One of the rarest animals in the Sahara Desert is the Addax, also known as the white antelope or screwhorn antelope. It’s a rather unique creature whose coat actually changes color depending on the season. Due to its slow speed, however, it is a welcome meal for predators and an easy target for hunters. Its population hovers around 1,600.
Hawaiian Monk Seal
One of only two monk seal species left on Earth, the small population of about 1,100 individuals is threatened by human encroachment, very low levels of genetic variation, entanglement in fishing nets, marine debris, disease, and past commercial hunting for skins.
The mountain gorilla is primarily found in various regions all across Africa namely Uganda, Rwanda, and Virunga. They have thicker and longer fur, which makes them easily adaptable to cold environments. Aside from poaching, their population of 880 has decreased due to traps, kidnapping, loss of habitat, interaction with tourists, being killed for meat, and even lack of food.
The island fox is small, colorful, and primarily found on the Channel Islands of California where many of them exist in packs. Some of their subspecies can be found uniquely on each of the six islands located within the area, which amounts to a total of only 700.
Two humps are indeed better than one, especially if you are looking for a pack animal, but it certainly is a lot rarer. Unfortunately, however, this group of camels is numbered at only about 800. They are often found in Mongolia and China, but they can also be seen in nearby countries like India, Pakistan, and even Russia due to their migration habits.
The Catarina pupfish of Mexico no longer exists in the wild so by some standards it would be technically extinct. Thanks to the efforts of environmentalists, however, their are still a couple aquariums housing the last remaining members of their species.
Mediterranean Monk Seal
Related to the Hawaiian monk seal, the main difference between the two is their choice of habitat with the Mediterranean monk seal living in…the Mediterranean (surprise!).
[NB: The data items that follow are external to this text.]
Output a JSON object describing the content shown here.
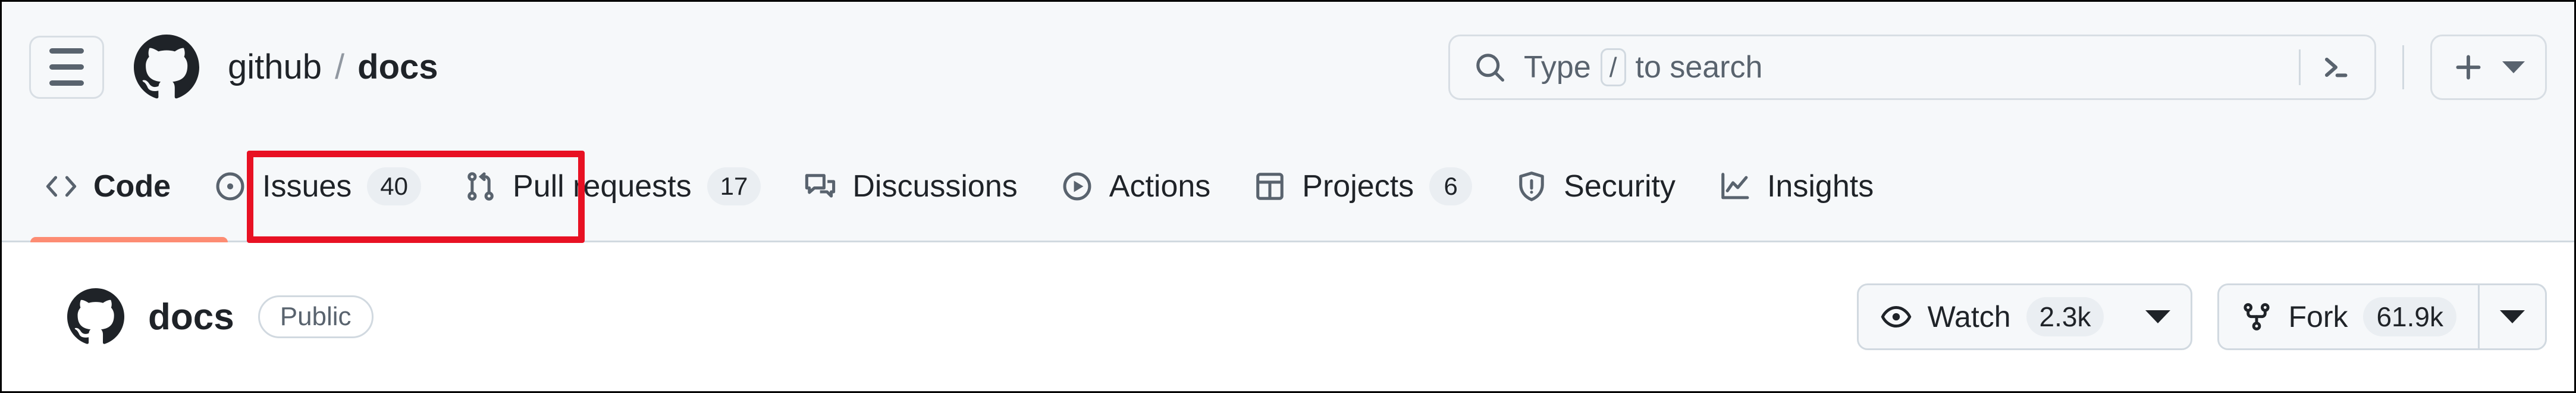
{
  "topbar": {
    "menu_button": "menu-hamburger",
    "logo": "github-logo",
    "breadcrumb": {
      "owner": "github",
      "separator": "/",
      "repo": "docs"
    },
    "search": {
      "placeholder_prefix": "Type",
      "kbd_shortcut": "/",
      "placeholder_suffix": "to search",
      "search_icon": "search-icon",
      "terminal_icon": "terminal-icon"
    },
    "create_button": {
      "icon": "plus-icon",
      "caret": "chevron-down-icon"
    }
  },
  "nav": {
    "tabs": [
      {
        "label": "Code",
        "icon": "code-icon",
        "count": null,
        "active": true
      },
      {
        "label": "Issues",
        "icon": "issue-opened-icon",
        "count": "40",
        "active": false
      },
      {
        "label": "Pull requests",
        "icon": "git-pull-request-icon",
        "count": "17",
        "active": false
      },
      {
        "label": "Discussions",
        "icon": "comment-discussion-icon",
        "count": null,
        "active": false
      },
      {
        "label": "Actions",
        "icon": "play-icon",
        "count": null,
        "active": false
      },
      {
        "label": "Projects",
        "icon": "table-icon",
        "count": "6",
        "active": false
      },
      {
        "label": "Security",
        "icon": "shield-icon",
        "count": null,
        "active": false
      },
      {
        "label": "Insights",
        "icon": "graph-icon",
        "count": null,
        "active": false
      }
    ],
    "annotation": {
      "target": "Issues",
      "color": "#e81123"
    },
    "active_underline_color": "#fd8c73"
  },
  "repo": {
    "avatar_icon": "github-mark-icon",
    "name": "docs",
    "visibility": "Public",
    "watch": {
      "label": "Watch",
      "count": "2.3k",
      "icon": "eye-icon",
      "caret": "chevron-down-icon"
    },
    "fork": {
      "label": "Fork",
      "count": "61.9k",
      "icon": "repo-forked-icon",
      "caret": "chevron-down-icon"
    }
  },
  "colors": {
    "header_bg": "#f6f8fa",
    "body_bg": "#ffffff",
    "border": "#d1d9e0",
    "text": "#1f2328",
    "muted": "#59636e",
    "badge_bg": "#eaeef2",
    "accent_underline": "#fd8c73",
    "annotation_red": "#e81123"
  }
}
This species is much closer to extinction, however, with only 510 seals accounted for.
Also known as the monkey-eating eagle, the Philippine eagle is the national bird of the Philippines. Due to deforestation and illegal logging activity the eagle is considered to be critically endangered as its population is down to 500.
Although the condor has been attributed to California, it is primarily found in areas along northern Arizona and southern Utah, which makes it a resident bird of the Grand Canyon and Zion National Park. It has a wingspan of over 3 meters, it scavenges for carrion, and it can live over 60 years. Sadly there are only 405 left.
Although the rhinoceros is considered to be one of the biggest mammals on the planet, this specific breed is actually the smallest of its kind. Their exact population is unknown but researchers are projecting that there may be 275 of them left in the wild.
Often mistaken for a pigeon or a duck, the Brazilian Merganser is usually found within the country of Brazil although a few of them are located in Argentina. Because of farming and mining activities that have interrupted the ecological balance, this merganser’s population has declined to about 250.
The kakapo is one of the most unique birds you will ever see and it is the only parrot incapable of flight. Found in New Zealand it only comes in one color, yellow green, and it even has whiskers under its beak. The 126 remaining birds are extremely endangered.